Por muy débiles que ardiesen los fuegos del avivamiento tras el incidente de Hawley, la Narración fiel de Edwards sirvió como manual popular para mantenerlos vivos en otros lugares. Por lo que respecta a la parroquia de Edwards, no podríamos decir ni mucho menos que retomó su “embotamiento” anterior. En 1736 se empezó a construir una nueva iglesia que Edwards dedicó el día de Navidad del año siguiente. En 1730 predicó una serie de sermones importantes sobre la teología de la historia, publicados póstumamente en Edimburgo y titulados Historia de la obra de la redención (1774). En 1740 el avivamentador británico George Whitefield visitó Northampton y otras ciudades y pueblos y, una vez más, se avivó el fervor, esta vez acompañado de manifestaciones incluso más extravagantes que las anteriores. Entre los muros austeros de las iglesias de Nueva Inglaterra las congregaciones lamentaban en voz alta sus pecados y gemían de temor y de arrepentimiento. La marcha de Whitefield después de realizar un itinerario de un solo mes dejó mucho sitio a “nuevas luces” como James Davenport, Samuel Hopkins, Samuel Buell, Gilbert Tennent y el alumno de Edwards, Joseph Bellamy, que mantuvieron a la vista de los creyentes los fuegos infernales. El propio sermón que pronunció Edwards en Enfield en 1741, el más famoso que predicó y el más celebrado en toda la historia de Estados Unidos, perteneció a este breve clímax del Gran Despertar.
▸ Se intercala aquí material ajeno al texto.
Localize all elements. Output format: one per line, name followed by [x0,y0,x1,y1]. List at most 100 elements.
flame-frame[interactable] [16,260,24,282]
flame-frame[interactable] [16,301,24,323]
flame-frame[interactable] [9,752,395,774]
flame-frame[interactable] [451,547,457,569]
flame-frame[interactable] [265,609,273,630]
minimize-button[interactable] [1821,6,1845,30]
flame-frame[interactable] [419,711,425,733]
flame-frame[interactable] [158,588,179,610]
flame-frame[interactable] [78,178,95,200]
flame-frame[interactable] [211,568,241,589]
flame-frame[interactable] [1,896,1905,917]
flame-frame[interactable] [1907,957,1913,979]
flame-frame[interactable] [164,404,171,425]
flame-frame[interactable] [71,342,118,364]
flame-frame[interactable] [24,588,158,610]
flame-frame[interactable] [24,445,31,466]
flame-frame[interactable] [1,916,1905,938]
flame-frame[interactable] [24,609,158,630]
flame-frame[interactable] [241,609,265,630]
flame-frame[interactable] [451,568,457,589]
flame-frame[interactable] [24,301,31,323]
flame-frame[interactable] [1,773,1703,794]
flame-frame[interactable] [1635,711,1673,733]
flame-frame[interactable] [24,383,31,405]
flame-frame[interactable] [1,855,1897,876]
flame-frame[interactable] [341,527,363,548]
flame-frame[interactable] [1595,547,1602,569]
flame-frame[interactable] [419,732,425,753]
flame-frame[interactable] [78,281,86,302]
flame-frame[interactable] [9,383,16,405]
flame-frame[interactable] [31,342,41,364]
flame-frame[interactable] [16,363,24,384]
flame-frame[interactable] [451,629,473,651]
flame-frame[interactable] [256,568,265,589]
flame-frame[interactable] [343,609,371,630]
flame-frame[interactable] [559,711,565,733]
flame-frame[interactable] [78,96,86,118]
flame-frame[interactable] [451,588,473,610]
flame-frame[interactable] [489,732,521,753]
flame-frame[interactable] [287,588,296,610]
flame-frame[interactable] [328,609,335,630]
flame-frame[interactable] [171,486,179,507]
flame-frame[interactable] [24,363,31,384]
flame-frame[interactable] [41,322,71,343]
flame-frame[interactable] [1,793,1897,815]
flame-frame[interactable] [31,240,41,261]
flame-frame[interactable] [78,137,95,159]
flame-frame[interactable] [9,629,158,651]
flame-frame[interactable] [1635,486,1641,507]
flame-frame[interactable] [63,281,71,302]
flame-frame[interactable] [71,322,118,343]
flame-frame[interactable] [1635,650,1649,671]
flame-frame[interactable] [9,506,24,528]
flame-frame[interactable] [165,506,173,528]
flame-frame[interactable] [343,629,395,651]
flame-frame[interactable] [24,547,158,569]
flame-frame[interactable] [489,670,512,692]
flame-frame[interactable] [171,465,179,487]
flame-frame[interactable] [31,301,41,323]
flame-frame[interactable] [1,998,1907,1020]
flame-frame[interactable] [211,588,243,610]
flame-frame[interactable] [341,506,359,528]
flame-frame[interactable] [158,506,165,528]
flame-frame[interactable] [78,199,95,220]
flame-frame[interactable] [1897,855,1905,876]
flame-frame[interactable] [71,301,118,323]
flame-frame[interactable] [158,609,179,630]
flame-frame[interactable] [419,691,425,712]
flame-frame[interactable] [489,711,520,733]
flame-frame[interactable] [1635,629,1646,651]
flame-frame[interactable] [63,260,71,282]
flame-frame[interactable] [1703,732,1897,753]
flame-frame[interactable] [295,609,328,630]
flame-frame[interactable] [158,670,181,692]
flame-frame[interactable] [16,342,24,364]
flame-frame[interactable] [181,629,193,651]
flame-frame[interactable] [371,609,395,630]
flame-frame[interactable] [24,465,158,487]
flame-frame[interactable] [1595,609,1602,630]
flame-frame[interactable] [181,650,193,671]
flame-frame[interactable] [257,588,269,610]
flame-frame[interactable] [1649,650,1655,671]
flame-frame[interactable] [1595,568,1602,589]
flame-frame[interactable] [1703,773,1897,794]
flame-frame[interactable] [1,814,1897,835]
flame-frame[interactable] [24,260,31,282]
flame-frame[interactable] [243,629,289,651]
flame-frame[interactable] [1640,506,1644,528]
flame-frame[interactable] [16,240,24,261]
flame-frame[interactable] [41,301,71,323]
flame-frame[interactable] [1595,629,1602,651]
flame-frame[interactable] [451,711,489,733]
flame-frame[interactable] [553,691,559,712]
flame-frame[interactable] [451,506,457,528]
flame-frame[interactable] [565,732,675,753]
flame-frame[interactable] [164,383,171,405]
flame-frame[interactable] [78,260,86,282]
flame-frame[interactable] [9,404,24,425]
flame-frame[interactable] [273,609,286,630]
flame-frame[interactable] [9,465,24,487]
En medio de esa furia religiosa, Edwards no solo escribió su autobiografía, profundamente espiritual, la Narración personal, sino que procuró mantener la objetividad respecto al tumulto que le rodeaba. Tan alarmado por las denuncias como por los excesos públicos, escribió dos tratados con la esperanza de que ambos pudieran responder a las “antiguas luces” (los racionalistas y los liberales que denunciaban el avivamiento), y también para templar a los entusiastas que distorsionaban sus señales visibles. El primer tratado apareció en 1741 con el título Las marcas distintivas de una obra del Espíritu de Dios, aplicadas a la infrecuente operación que se ha manifestado últimamente en las mentes de muchos de los habitantes de estas tierras. Con anterioridad ese mismo año esta obra había aparecido en una versión más breve como sermón dirigido a los profesores y a los alumnos del Yale College. El segundo tratado, digno de ser considerado una obra notable, se publicó en marzo de 1743. Llevaba por título Reflexiones sobre el avivamiento actual de la religión en Nueva Inglaterra, y el modo en que debería reconocerse y fomentarse.